Examples include changing the name of a coffee shop to "Dumb Starbucks," having a realtor hire a paranormal investigator to ensure the houses she sells are ghost-free and getting smoke detectors classified as musical instruments by getting a record played on the air featuring a smoke detector beeping.
here's a particularly cringe-worthy moment:
That's maybe the most uncomfortable scene, and definitely not the funniest, but just to give you an idea of how awkward it can get. If you don't mind squirming a bit, it's often laugh-out-loud funny.
Best cop show:
After spending the first two seasons concentrating on a single murder case, Broadchurch might have been in danger of falling into the Twin Peaks post-Laura Palmer or the Killing post-Rosie trap. Instead, they came roaring back strong with a new season investigating a rape case that somehow ends up with several likely suspects. Yes, it can be hard to watch some of the scenes involving the victim's emotional damage and this show certainly isn't for everyone. But it's absolutely gripping and keeps you guessing right up to the end. (And to be clear, they do NOT depict the actual rape, just it's horrible aftermath.)
Best Sophomore Season:
The great Tig Notaro's semi-autobiographical dramedy came back even stronger in it's second year. Dealing with some heavy topics, mainly sexual abuse, it could easily have gotten depressing or humorless, but Tig has exactly the right light touch with even the most serious subjects (like Season 1's death of her mother and her recovery from cancer).

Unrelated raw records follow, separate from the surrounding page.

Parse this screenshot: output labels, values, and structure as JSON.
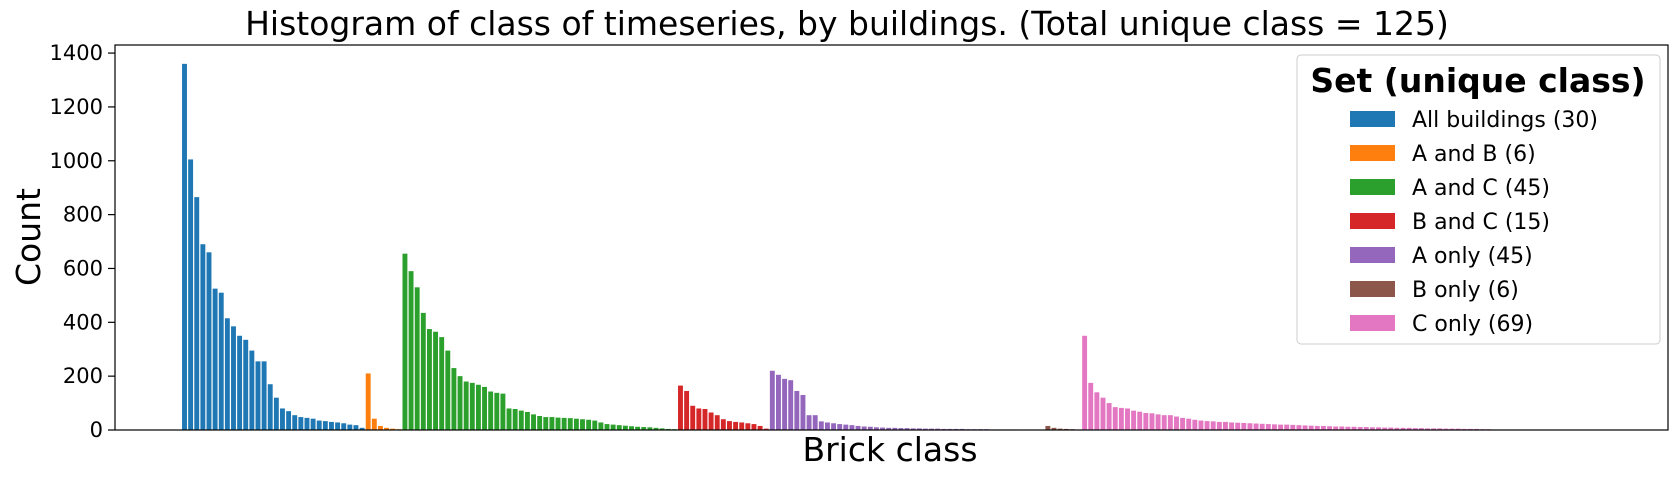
{
  "chart_data": {
    "type": "bar",
    "title": "Histogram of class of timeseries, by buildings. (Total unique class = 125)",
    "xlabel": "Brick class",
    "ylabel": "Count",
    "ylim": [
      0,
      1430
    ],
    "yticks": [
      0,
      200,
      400,
      600,
      800,
      1000,
      1200,
      1400
    ],
    "grid": false,
    "legend": {
      "title": "Set (unique class)",
      "placement": "upper right"
    },
    "series": [
      {
        "name": "All buildings (30)",
        "color": "#1f77b4",
        "values": [
          1360,
          1005,
          865,
          690,
          660,
          525,
          510,
          415,
          385,
          350,
          335,
          295,
          255,
          255,
          170,
          120,
          80,
          70,
          55,
          48,
          45,
          42,
          35,
          33,
          30,
          28,
          25,
          20,
          18,
          8
        ]
      },
      {
        "name": "A and B (6)",
        "color": "#ff7f0e",
        "values": [
          210,
          42,
          15,
          8,
          5,
          3
        ]
      },
      {
        "name": "A and C (45)",
        "color": "#2ca02c",
        "values": [
          655,
          590,
          530,
          435,
          375,
          365,
          345,
          295,
          230,
          200,
          180,
          175,
          168,
          160,
          143,
          138,
          135,
          80,
          78,
          72,
          67,
          58,
          52,
          48,
          48,
          46,
          45,
          44,
          42,
          40,
          38,
          35,
          28,
          22,
          20,
          18,
          16,
          14,
          12,
          11,
          10,
          8,
          6,
          4,
          3
        ]
      },
      {
        "name": "B and C (15)",
        "color": "#d62728",
        "values": [
          165,
          145,
          90,
          80,
          78,
          65,
          55,
          40,
          33,
          30,
          28,
          25,
          22,
          15,
          5
        ]
      },
      {
        "name": "A only (45)",
        "color": "#9467bd",
        "values": [
          220,
          205,
          190,
          185,
          145,
          130,
          55,
          55,
          32,
          28,
          25,
          22,
          20,
          18,
          15,
          13,
          12,
          10,
          9,
          8,
          8,
          7,
          7,
          6,
          6,
          5,
          5,
          5,
          4,
          4,
          4,
          4,
          3,
          3,
          3,
          3,
          2,
          2,
          2,
          2,
          2,
          1,
          1,
          1,
          1
        ]
      },
      {
        "name": "B only (6)",
        "color": "#8c564b",
        "values": [
          15,
          8,
          5,
          4,
          3,
          2
        ]
      },
      {
        "name": "C only (69)",
        "color": "#e377c2",
        "values": [
          350,
          175,
          140,
          120,
          100,
          85,
          82,
          80,
          72,
          68,
          63,
          62,
          58,
          55,
          55,
          50,
          45,
          42,
          38,
          35,
          33,
          32,
          30,
          30,
          28,
          27,
          26,
          25,
          24,
          23,
          22,
          21,
          20,
          20,
          19,
          18,
          17,
          16,
          15,
          15,
          14,
          13,
          13,
          12,
          12,
          11,
          11,
          10,
          10,
          9,
          9,
          8,
          8,
          8,
          7,
          7,
          6,
          6,
          6,
          5,
          5,
          5,
          4,
          4,
          4,
          3,
          3,
          2,
          2
        ]
      }
    ]
  }
}
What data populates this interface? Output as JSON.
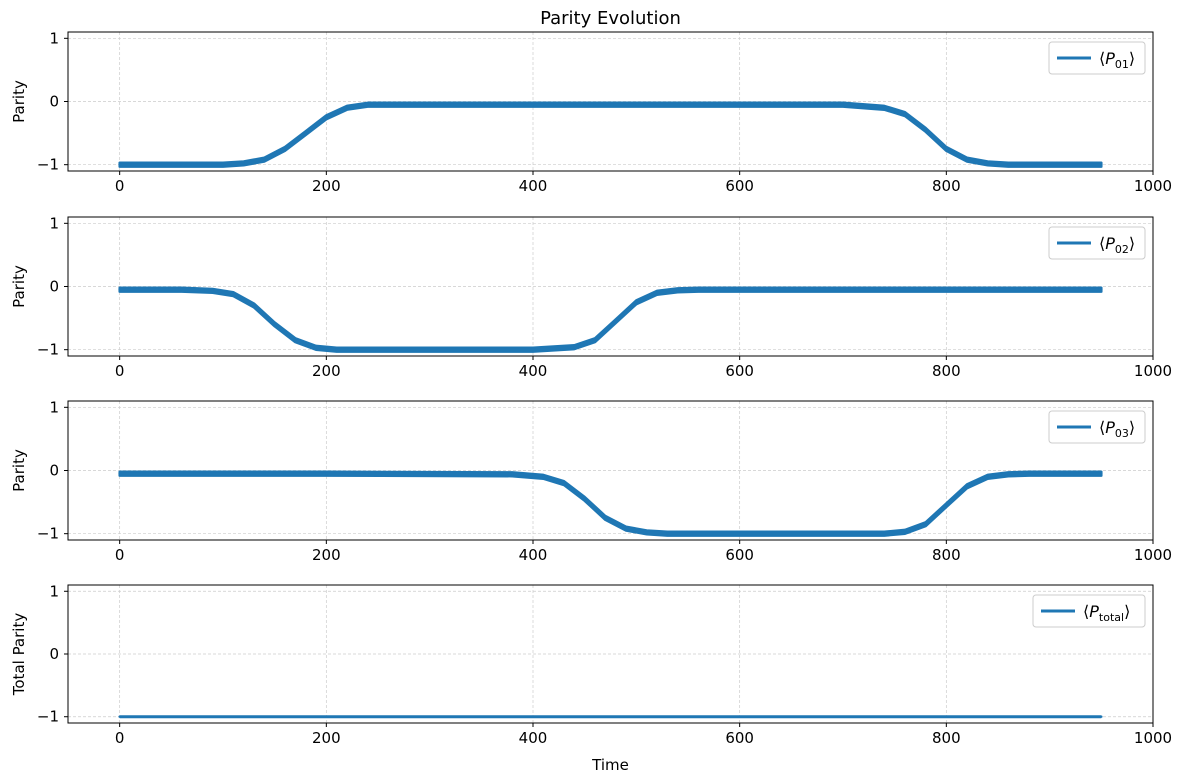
{
  "chart_data": [
    {
      "type": "line",
      "title": "Parity Evolution",
      "xlabel": "",
      "ylabel": "Parity",
      "xlim": [
        -50,
        1000
      ],
      "ylim": [
        -1.1,
        1.1
      ],
      "xticks": [
        "0",
        "200",
        "400",
        "600",
        "800",
        "1000"
      ],
      "yticks": [
        "−1",
        "0",
        "1"
      ],
      "grid": true,
      "legend_loc": "upper right",
      "series": [
        {
          "name": "⟨P01⟩",
          "legend_main": "P",
          "legend_sub": "01",
          "color": "#1f77b4",
          "x": [
            0,
            60,
            100,
            120,
            140,
            160,
            180,
            200,
            220,
            240,
            400,
            700,
            740,
            760,
            780,
            800,
            820,
            840,
            860,
            900,
            950
          ],
          "y": [
            -1.0,
            -1.0,
            -1.0,
            -0.98,
            -0.92,
            -0.75,
            -0.5,
            -0.25,
            -0.1,
            -0.05,
            -0.05,
            -0.05,
            -0.1,
            -0.2,
            -0.45,
            -0.75,
            -0.92,
            -0.98,
            -1.0,
            -1.0,
            -1.0
          ],
          "band": 0.06
        }
      ]
    },
    {
      "type": "line",
      "title": "",
      "xlabel": "",
      "ylabel": "Parity",
      "xlim": [
        -50,
        1000
      ],
      "ylim": [
        -1.1,
        1.1
      ],
      "xticks": [
        "0",
        "200",
        "400",
        "600",
        "800",
        "1000"
      ],
      "yticks": [
        "−1",
        "0",
        "1"
      ],
      "grid": true,
      "legend_loc": "upper right",
      "series": [
        {
          "name": "⟨P02⟩",
          "legend_main": "P",
          "legend_sub": "02",
          "color": "#1f77b4",
          "x": [
            0,
            60,
            90,
            110,
            130,
            150,
            170,
            190,
            210,
            400,
            440,
            460,
            480,
            500,
            520,
            540,
            560,
            600,
            950
          ],
          "y": [
            -0.05,
            -0.05,
            -0.07,
            -0.12,
            -0.3,
            -0.6,
            -0.85,
            -0.97,
            -1.0,
            -1.0,
            -0.96,
            -0.85,
            -0.55,
            -0.25,
            -0.1,
            -0.06,
            -0.05,
            -0.05,
            -0.05
          ],
          "band": 0.06
        }
      ]
    },
    {
      "type": "line",
      "title": "",
      "xlabel": "",
      "ylabel": "Parity",
      "xlim": [
        -50,
        1000
      ],
      "ylim": [
        -1.1,
        1.1
      ],
      "xticks": [
        "0",
        "200",
        "400",
        "600",
        "800",
        "1000"
      ],
      "yticks": [
        "−1",
        "0",
        "1"
      ],
      "grid": true,
      "legend_loc": "upper right",
      "series": [
        {
          "name": "⟨P03⟩",
          "legend_main": "P",
          "legend_sub": "03",
          "color": "#1f77b4",
          "x": [
            0,
            200,
            380,
            410,
            430,
            450,
            470,
            490,
            510,
            530,
            740,
            760,
            780,
            800,
            820,
            840,
            860,
            880,
            950
          ],
          "y": [
            -0.05,
            -0.05,
            -0.06,
            -0.1,
            -0.2,
            -0.45,
            -0.75,
            -0.92,
            -0.98,
            -1.0,
            -1.0,
            -0.97,
            -0.85,
            -0.55,
            -0.25,
            -0.1,
            -0.06,
            -0.05,
            -0.05
          ],
          "band": 0.06
        }
      ]
    },
    {
      "type": "line",
      "title": "",
      "xlabel": "Time",
      "ylabel": "Total Parity",
      "xlim": [
        -50,
        1000
      ],
      "ylim": [
        -1.1,
        1.1
      ],
      "xticks": [
        "0",
        "200",
        "400",
        "600",
        "800",
        "1000"
      ],
      "yticks": [
        "−1",
        "0",
        "1"
      ],
      "grid": true,
      "legend_loc": "upper right",
      "series": [
        {
          "name": "⟨Ptotal⟩",
          "legend_main": "P",
          "legend_sub": "total",
          "color": "#1f77b4",
          "x": [
            0,
            950
          ],
          "y": [
            -1.0,
            -1.0
          ],
          "band": 0
        }
      ]
    }
  ]
}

Biggest Second-Year Letdown:
I know. It seems kinda stupid to expect anything good from the "SYFY" Channel, but Season one of this horror anthology was really good. (http://wwwirritant.blogspot.com/2016/12/2016-year-in-television-part-i.html )
While season one kept viewers guessing about what was going on and who was responsible, season two had us guessing about when something was going to happen and who greenlit this shit?
Last season was about a mysterious television show that somehow was turning children murderous. This season was about a haunted house that. . . um. . .eats your memories. That's it. That's the scary part. Like the main character is starting to forget what her mother looks like. And that's supposed to be the danger.
And they don't even do a good job of pretending that any of this is scary. When the main chatacters find their way out of the house after being trapped in some sort of alternate universe for a couple of days, they run into some teen boys waiting to go in to the haunted house. "Was it good?" asks one of the boys. "Pfft, just go home." replies the main girl. Not "Oh my God do NOT go in there!" Not "run, run for your life!" Just a sort of "meh, don't bother." Which is pretty much what I would say to anyone wondering if this season is worth watching.